Ese miércoles de ceniza el olor del árbol de cerezas
desapareció y nunca más logró percibirse. El abuelo se llevó tan inigualable
fragancia. A pesar de eso el árbol continuó allí hasta el último día de la casa
grande.
La abuela aún cuando quería llorar, no lo pudo hacer en ese
momento, manifestó que era hora de acompañar al abuelo al cementerio. Trató de
darle valor.
Algunos hombre del pueblo, incluyendo a su padre, sacaron el
ataúd de la sala y decidieron transportarlo a pie hasta la iglesia “Santa
Bárbara”. El recorrido fue corto, alrededor de 5 calles. En la iglesia el padre
oficio una misa en su nombre.

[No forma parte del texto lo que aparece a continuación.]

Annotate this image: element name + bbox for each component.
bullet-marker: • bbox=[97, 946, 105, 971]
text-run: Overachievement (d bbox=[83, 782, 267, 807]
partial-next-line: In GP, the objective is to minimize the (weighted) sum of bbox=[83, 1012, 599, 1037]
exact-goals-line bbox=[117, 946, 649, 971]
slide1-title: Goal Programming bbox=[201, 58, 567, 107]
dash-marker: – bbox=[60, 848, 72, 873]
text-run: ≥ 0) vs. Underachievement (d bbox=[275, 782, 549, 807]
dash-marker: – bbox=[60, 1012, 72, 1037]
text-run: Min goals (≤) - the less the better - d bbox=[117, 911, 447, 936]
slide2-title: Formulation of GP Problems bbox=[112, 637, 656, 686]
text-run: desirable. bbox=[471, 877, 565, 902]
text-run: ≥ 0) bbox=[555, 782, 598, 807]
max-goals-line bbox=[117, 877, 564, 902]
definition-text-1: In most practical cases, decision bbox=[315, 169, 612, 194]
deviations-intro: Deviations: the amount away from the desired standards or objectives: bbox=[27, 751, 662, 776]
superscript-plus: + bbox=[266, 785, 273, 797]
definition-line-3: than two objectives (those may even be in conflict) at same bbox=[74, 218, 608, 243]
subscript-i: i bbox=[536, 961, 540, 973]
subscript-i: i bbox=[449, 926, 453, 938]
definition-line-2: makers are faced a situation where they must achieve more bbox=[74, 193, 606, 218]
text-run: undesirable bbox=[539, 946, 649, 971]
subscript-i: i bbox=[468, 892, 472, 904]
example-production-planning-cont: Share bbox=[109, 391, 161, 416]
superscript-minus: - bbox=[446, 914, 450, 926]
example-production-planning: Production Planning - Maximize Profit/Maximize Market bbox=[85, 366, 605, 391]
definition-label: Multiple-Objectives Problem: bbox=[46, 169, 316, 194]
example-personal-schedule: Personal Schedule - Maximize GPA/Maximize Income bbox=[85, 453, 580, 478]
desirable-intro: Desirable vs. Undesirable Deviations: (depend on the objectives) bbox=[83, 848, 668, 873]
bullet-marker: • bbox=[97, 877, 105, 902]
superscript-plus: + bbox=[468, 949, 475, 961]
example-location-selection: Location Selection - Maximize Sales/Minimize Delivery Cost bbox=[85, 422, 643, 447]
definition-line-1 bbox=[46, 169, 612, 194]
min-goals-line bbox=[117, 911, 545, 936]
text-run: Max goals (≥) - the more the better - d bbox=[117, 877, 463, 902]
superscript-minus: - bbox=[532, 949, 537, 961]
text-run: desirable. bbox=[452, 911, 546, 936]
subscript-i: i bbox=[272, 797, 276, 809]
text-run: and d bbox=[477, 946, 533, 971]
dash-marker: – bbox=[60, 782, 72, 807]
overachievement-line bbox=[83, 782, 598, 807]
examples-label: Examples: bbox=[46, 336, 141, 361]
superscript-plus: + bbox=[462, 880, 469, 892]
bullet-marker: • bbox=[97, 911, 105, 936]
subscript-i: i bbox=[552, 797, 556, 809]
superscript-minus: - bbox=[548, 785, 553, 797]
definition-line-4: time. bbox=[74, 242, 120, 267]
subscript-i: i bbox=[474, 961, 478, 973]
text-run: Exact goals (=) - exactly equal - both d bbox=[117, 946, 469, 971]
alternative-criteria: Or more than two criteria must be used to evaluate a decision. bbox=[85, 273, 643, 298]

Ella siempre recordaría sus palabras: “Ahora está
en un lugar donde no sufrirá más”. Sintió reconfortarse y es que los últimos
dos años del abuelo habían sido así, de sufrimiento y lucha contra una mortal
enfermedad, que aunque pudo con su cuerpo, su espíritu siempre lo mantuvo con
vitalidad. Sintió la mano de su madre en el hombro, como señal para salir y
dirigirse al cementerio.
De nuevo trasladaron el ataúd a pie. Esta vez hacia el
camposanto. Caminaron 10 calles. Al entrar, se persignó. Su madre le indicó que
tenía que despedirse del abuelo. Entonces le entregó una rosa.
Fue así como se despidió del abuelo, con una de las rosas
rojas, la tomó con la mano del corazón y, mientras el ataúd descendía y rodeada
de su familia, le dijo: “Adiós abuelo, nos vemos. Gracias por ser parte de mi
vida”. Era su última despedida. La casa grande no volvería a ser la misma.